The Pro to Run the Show
Weddings have so many details. The dress! The venue! The food! It can be easy to forget that the most important step in getting to “I do,” is getting someone to ask you whether you will.
To get married, you need a wedding officiant.
“Each couple has their vision of how their wedding ceremony should go,” says Alan Katz of Great Officiants in Long Beach, Calif., adding that choosing the wrong officiant can negatively impact the ceremony.
Deciding between a civil or religious ceremony will help you pick your officiant. “Regardless of what type of ceremony they will be having, it’s extremely important for couples to feel comfortable with whomever they choose to marry them,” says Stacey Sainato, owner of Peony Events in Morristown, New Jersey.
Find out about the officiant’s approach to the ceremony, whether or not there will be a speech or sermon and what elements couples may provide, such as writing vows and choosing readings. Also make sure the officiant may legally perform weddings.
“An officiant will have a legal credential — with a raised seal — issued to him or her by the country or state,” says Sainato.
A wedding planner can help you find the right person for the job. Friends and venues can provide referrals. And check the vendor listings on your favorite wedding websites. “Reviews are everything,” says Katz, noting that when an officiant has hundreds of reviews, that’s a good sign they know what they’re doing.
Social media can help in the search, too. Look for an officiant’s videos on YouTube to get a sense of how they perform. Instagram, Facebook and Pinterest also can be great jumping off places.
You may even consider having a friend or family member. Rebecca Fons of Chicago has asked her older sister Hannah to perform the ceremony for her wedding. Fons and her fiancé grew up religious, but neither of them currently practices. Yet it was important that someone close to them perform the ceremony. “A minister doesn’t know you as well as a family member,” Fons says.
Fons’ sister has a leg up because she’s already licensed and officiated weddings. “If clients want a friend or family member to become an officiant, it is definitely a DIY project,” Sainato says.
Choosing a friend to perform the ceremony can be just as difficult as choosing a professional, so make sure they’re a good fit.
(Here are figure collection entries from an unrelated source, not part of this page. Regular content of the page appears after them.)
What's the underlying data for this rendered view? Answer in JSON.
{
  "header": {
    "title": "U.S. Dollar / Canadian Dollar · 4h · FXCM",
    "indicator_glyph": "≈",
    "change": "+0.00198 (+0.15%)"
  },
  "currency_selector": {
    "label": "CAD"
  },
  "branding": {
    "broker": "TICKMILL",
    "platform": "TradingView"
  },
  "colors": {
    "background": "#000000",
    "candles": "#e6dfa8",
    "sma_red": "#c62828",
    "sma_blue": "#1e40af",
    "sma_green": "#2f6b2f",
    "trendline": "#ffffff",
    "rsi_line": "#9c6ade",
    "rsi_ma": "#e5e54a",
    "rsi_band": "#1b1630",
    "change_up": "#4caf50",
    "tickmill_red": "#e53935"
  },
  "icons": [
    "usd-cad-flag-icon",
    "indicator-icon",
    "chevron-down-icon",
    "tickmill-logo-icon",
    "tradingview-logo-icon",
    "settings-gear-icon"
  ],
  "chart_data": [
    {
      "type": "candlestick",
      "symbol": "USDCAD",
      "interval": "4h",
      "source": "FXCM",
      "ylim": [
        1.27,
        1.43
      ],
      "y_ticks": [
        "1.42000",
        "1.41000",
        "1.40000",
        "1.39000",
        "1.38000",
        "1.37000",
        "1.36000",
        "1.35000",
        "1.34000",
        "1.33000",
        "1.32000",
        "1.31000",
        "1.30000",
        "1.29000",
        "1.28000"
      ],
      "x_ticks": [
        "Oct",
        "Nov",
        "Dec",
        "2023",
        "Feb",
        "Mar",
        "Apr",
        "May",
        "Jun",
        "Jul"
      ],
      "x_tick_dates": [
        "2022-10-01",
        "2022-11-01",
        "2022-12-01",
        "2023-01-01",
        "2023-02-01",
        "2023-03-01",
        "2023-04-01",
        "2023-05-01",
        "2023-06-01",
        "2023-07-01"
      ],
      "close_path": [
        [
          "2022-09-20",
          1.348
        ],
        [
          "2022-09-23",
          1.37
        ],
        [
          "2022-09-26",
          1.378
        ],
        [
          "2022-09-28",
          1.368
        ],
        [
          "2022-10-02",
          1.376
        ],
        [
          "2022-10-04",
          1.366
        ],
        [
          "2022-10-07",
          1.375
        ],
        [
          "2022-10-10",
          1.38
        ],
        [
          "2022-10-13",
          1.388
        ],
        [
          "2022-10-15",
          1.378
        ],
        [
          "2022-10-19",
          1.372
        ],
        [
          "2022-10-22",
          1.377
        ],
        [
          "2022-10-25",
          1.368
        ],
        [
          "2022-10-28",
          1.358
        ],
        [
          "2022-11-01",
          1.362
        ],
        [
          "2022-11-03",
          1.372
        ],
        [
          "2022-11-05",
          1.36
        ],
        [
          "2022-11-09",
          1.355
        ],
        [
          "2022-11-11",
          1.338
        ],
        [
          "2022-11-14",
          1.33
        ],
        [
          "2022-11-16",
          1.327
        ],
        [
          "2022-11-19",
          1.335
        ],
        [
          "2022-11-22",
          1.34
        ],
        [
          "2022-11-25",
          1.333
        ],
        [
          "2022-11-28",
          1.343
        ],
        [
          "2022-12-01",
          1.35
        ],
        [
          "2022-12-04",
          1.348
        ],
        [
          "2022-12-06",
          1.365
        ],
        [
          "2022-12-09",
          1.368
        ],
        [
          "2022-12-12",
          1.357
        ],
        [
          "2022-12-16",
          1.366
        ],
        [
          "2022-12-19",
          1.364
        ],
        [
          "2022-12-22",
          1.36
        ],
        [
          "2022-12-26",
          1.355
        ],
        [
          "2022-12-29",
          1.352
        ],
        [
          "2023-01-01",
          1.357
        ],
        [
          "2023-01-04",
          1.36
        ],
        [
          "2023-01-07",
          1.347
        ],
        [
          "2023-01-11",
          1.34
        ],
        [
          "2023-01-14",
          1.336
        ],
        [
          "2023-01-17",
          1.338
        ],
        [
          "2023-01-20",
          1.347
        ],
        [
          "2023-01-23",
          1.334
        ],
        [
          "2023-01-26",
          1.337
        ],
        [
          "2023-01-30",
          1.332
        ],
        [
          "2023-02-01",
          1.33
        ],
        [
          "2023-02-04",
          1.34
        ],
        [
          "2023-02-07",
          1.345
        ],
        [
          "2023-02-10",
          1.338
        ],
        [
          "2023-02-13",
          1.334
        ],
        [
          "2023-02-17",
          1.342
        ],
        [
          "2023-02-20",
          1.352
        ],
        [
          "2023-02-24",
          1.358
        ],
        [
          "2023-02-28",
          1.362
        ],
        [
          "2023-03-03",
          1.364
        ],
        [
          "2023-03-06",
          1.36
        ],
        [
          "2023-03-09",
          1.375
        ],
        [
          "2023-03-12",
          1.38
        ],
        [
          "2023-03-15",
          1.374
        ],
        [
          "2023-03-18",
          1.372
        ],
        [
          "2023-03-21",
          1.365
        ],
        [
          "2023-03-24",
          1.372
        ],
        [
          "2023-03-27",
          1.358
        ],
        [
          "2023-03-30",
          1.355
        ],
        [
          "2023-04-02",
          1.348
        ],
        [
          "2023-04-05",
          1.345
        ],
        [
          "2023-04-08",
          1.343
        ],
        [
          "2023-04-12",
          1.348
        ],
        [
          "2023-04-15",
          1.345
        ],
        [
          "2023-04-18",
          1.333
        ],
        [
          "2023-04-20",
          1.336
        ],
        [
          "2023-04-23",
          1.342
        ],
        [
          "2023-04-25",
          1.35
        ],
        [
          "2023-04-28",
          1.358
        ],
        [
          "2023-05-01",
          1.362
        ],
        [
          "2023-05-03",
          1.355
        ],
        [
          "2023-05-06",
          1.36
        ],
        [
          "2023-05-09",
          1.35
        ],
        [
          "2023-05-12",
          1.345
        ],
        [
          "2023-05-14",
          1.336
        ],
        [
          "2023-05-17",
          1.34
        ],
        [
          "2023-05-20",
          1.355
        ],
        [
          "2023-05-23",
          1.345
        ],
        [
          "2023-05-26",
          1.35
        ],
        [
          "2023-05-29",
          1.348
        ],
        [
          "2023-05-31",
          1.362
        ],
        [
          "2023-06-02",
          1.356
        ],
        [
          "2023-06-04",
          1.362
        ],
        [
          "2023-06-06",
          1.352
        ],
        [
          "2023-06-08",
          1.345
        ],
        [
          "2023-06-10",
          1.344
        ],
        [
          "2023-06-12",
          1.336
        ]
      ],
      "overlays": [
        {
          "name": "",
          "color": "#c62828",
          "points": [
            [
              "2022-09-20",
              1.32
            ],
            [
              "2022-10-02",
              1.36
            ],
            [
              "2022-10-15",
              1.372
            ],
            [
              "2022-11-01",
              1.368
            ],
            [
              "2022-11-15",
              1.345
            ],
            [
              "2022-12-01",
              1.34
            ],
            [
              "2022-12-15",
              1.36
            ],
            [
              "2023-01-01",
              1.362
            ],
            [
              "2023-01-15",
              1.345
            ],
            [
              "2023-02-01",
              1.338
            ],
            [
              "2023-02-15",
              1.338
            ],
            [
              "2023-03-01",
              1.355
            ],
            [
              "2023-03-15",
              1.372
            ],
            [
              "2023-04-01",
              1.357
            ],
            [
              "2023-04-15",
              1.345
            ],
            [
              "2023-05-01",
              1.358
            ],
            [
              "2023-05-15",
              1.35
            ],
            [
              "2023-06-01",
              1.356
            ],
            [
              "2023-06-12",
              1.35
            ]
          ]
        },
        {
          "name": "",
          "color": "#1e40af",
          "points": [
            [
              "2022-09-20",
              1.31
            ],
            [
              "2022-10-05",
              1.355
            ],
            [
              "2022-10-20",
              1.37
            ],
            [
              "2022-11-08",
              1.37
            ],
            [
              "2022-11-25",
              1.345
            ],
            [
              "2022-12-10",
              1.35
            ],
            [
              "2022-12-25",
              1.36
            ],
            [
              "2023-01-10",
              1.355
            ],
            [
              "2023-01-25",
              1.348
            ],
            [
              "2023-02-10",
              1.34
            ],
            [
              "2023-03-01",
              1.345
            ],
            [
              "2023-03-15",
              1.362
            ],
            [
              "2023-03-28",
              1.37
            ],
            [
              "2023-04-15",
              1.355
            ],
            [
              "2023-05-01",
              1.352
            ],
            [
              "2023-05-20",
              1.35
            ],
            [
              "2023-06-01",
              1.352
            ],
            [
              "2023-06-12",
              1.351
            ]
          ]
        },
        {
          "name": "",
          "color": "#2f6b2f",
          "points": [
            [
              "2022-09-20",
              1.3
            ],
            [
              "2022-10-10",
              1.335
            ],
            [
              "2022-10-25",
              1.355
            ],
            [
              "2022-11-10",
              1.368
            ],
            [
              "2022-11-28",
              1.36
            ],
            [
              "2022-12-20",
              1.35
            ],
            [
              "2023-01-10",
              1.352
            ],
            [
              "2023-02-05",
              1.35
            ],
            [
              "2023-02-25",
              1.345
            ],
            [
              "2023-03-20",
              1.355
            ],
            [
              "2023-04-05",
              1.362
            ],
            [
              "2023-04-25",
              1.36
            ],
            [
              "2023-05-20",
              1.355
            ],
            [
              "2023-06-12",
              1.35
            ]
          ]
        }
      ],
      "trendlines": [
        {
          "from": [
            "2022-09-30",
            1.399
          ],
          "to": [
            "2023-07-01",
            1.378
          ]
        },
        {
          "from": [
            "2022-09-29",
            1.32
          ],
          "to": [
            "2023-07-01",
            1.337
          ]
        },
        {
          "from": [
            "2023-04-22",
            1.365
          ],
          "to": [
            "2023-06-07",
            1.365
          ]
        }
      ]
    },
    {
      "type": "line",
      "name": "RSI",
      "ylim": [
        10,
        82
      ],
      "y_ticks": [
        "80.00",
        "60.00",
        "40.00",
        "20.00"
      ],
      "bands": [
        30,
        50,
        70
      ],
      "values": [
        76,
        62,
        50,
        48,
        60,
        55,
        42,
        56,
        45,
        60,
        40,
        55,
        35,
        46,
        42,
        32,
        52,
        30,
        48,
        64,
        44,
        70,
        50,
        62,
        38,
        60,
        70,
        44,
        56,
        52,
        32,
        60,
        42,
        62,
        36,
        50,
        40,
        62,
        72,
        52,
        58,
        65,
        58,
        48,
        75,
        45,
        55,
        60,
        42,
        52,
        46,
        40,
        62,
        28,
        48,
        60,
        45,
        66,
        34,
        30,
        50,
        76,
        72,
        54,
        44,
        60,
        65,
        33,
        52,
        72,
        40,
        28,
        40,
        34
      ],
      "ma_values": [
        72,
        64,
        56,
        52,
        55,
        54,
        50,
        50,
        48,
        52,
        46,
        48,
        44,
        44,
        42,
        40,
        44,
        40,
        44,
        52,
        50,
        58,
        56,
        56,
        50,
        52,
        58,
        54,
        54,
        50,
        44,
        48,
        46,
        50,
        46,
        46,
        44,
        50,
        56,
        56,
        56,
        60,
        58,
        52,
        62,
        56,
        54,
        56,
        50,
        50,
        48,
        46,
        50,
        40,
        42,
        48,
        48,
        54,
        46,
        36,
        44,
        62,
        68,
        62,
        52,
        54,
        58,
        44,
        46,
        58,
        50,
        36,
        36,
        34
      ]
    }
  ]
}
They should be reliable and comfortable speaking in public. “Officiating a wedding ceremony, if never done before, can be a nerve-wracking task,” says Sainato.
Katz has heard vendors tell horror stories of recruited-friend officiants, including a wedding where the friend forgot to tell the audience to sit for the ceremony and another where they forgot to do the vows.
That’s not to say it can’t be done. Carefully planning the details and practicing the ceremony with your friend can make all the difference. “It’s your wedding day and you want your ceremony to run as smoothly as possible and be a positive experience for everyone involved,” Sainato says.